Denn, wie gesagt, alles was im Unterbewusstsein ist, beeinflusst uns weiterhin in unserem Leben. Ob positiv oder negativ – ob wir wollen oder nicht. Und abgesehen davon, je länger wir belastende Probleme vor uns herschieben, desto größer werden sie in der Regel.

Es gibt eine wunderbare Methode, um bewusst und direkt an den Erfahrungsschatz im Unterbewusstsein zu gelangen: Die Hypnose.

Info: Was ist Hypnose

Hypnose ist eine der ältesten Heilmethoden der Welt. Schon die Ägypter haben sie angewendet.

Sie ist ein ganz natürlicher Zustand, den wir jeden Tag mehrmals von selbst erleben. Zum Beispiel, wenn wir fernsehen und total im Film versinken oder uns auf etwas konzentrieren und alles um uns herum vergessen.

Hypnose ist nichts anderes als ein veränderter Bewusstseinszustand. In der Hypnosetherapie wird dieser Bewusstseinszustand „künstlich“ erzeugt, indem der Klienten in eine Tiefenentspannung, auch Trance genannt, versetzt wird. Dabei ist der Körper unglaublich entspannt und der Kopf hellwach.

In der Hypnosetherapie umgehen wir mit der Trance die sogenannte kritische Instanz.
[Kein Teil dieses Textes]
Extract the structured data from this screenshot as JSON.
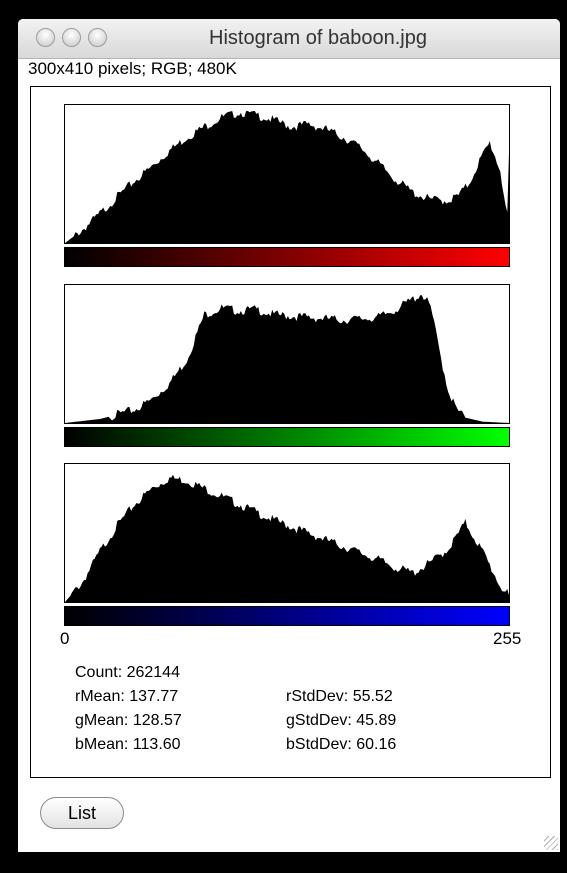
{
  "window": {
    "title": "Histogram of baboon.jpg",
    "info": "300x410 pixels; RGB; 480K"
  },
  "axis": {
    "min_label": "0",
    "max_label": "255"
  },
  "stats": {
    "count": "Count: 262144",
    "rMean": "rMean: 137.77",
    "gMean": "gMean: 128.57",
    "bMean": "bMean: 113.60",
    "rStdDev": "rStdDev: 55.52",
    "gStdDev": "gStdDev: 45.89",
    "bStdDev": "bStdDev: 60.16"
  },
  "buttons": {
    "list_label": "List"
  },
  "colors": {
    "red": "#ff0000",
    "green": "#00ff00",
    "blue": "#0000ff",
    "fill": "#000000"
  },
  "chart_data": [
    {
      "type": "area",
      "channel": "red",
      "x": [
        0,
        10,
        20,
        30,
        40,
        50,
        60,
        70,
        80,
        90,
        100,
        110,
        120,
        130,
        140,
        150,
        160,
        170,
        180,
        190,
        200,
        210,
        220,
        226,
        232,
        238,
        244,
        250,
        254,
        255
      ],
      "y": [
        0.0,
        0.1,
        0.22,
        0.35,
        0.47,
        0.58,
        0.7,
        0.8,
        0.88,
        0.95,
        0.99,
        0.97,
        0.93,
        0.88,
        0.9,
        0.86,
        0.8,
        0.72,
        0.6,
        0.48,
        0.38,
        0.33,
        0.32,
        0.36,
        0.45,
        0.62,
        0.76,
        0.55,
        0.2,
        0.65
      ],
      "xlim": [
        0,
        255
      ]
    },
    {
      "type": "area",
      "channel": "green",
      "x": [
        0,
        20,
        40,
        50,
        60,
        70,
        80,
        90,
        100,
        110,
        120,
        140,
        160,
        180,
        190,
        200,
        205,
        210,
        215,
        220,
        225,
        230,
        240,
        255
      ],
      "y": [
        0.0,
        0.03,
        0.1,
        0.18,
        0.3,
        0.48,
        0.82,
        0.87,
        0.85,
        0.86,
        0.82,
        0.8,
        0.78,
        0.8,
        0.86,
        0.94,
        0.98,
        0.88,
        0.55,
        0.25,
        0.1,
        0.04,
        0.01,
        0.0
      ],
      "xlim": [
        0,
        255
      ]
    },
    {
      "type": "area",
      "channel": "blue",
      "x": [
        0,
        10,
        20,
        30,
        40,
        50,
        60,
        70,
        80,
        100,
        120,
        140,
        160,
        180,
        190,
        200,
        210,
        220,
        230,
        240,
        250,
        255
      ],
      "y": [
        0.0,
        0.15,
        0.38,
        0.58,
        0.74,
        0.86,
        0.94,
        0.92,
        0.86,
        0.74,
        0.62,
        0.52,
        0.42,
        0.32,
        0.26,
        0.22,
        0.3,
        0.4,
        0.6,
        0.38,
        0.12,
        0.05
      ],
      "xlim": [
        0,
        255
      ]
    }
  ]
}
Diese entscheidet, welche Erlebnisse wir im Bewusstsein und welche im Unterbewusstsein abspeichern. Mit dieser Umgehung können wir direkt zum Unterbewusstsein und damit zu den 95 % der dort gespeicherten Erinnerungen gelangen.

Eine therapeutische Hypnose hat nichts mit Showhypnose zu tun.

Ein Grundsatz gilt auch hier: Man kann niemanden in eine Trance versetzen, der das nicht möchte.

In der Therapie gehen wir den Ursachen gewisser Anliegen auf den Grund, mit dem Ziel sie zu neutralisieren oder gar ganz aufzulösen. Der Klient kann unter Hypnose ganz normal sprechen, hört genauso gut wie im Wachzustand und er weiß hinterher auch alles, was passiert ist und was wir besprochen haben.

Hypnose kann in vielerlei Hinsicht beim Lösen von Problemen, Lindern von Beschwerden und Erreichen von Zielen helfen. Zum Beispiel bei psychosomatischen Symptomen, Phobien und Ängsten, Gewichtsproblemen, Süchten, Blockaden, Depression, Motivationsschwierigkeiten, Burnout, Schmerzen, Stress usw.

Sie wird aber auch zur Potentialausschöpfung, Leistungssteigerung oder Ressourcenausschöpfung angewendet, zum Beispiel im Spitzensport, bei Prüfungen oder im Beruf.

Jetzt sitze ich da und bin schon wieder diejenige, um die sich meine Eltern Sorgen machen.

Ich spüre, dass unsere Familie noch einmal stärker zusammenrückt. Ich weiß, dass ich voll auf meine Leute zählen kann und dass ich ihre ganze Unterstützung habe. Das tut mir unglaublich gut, gibt mir enorm Sicherheit und auch eine gewisse Ruhe.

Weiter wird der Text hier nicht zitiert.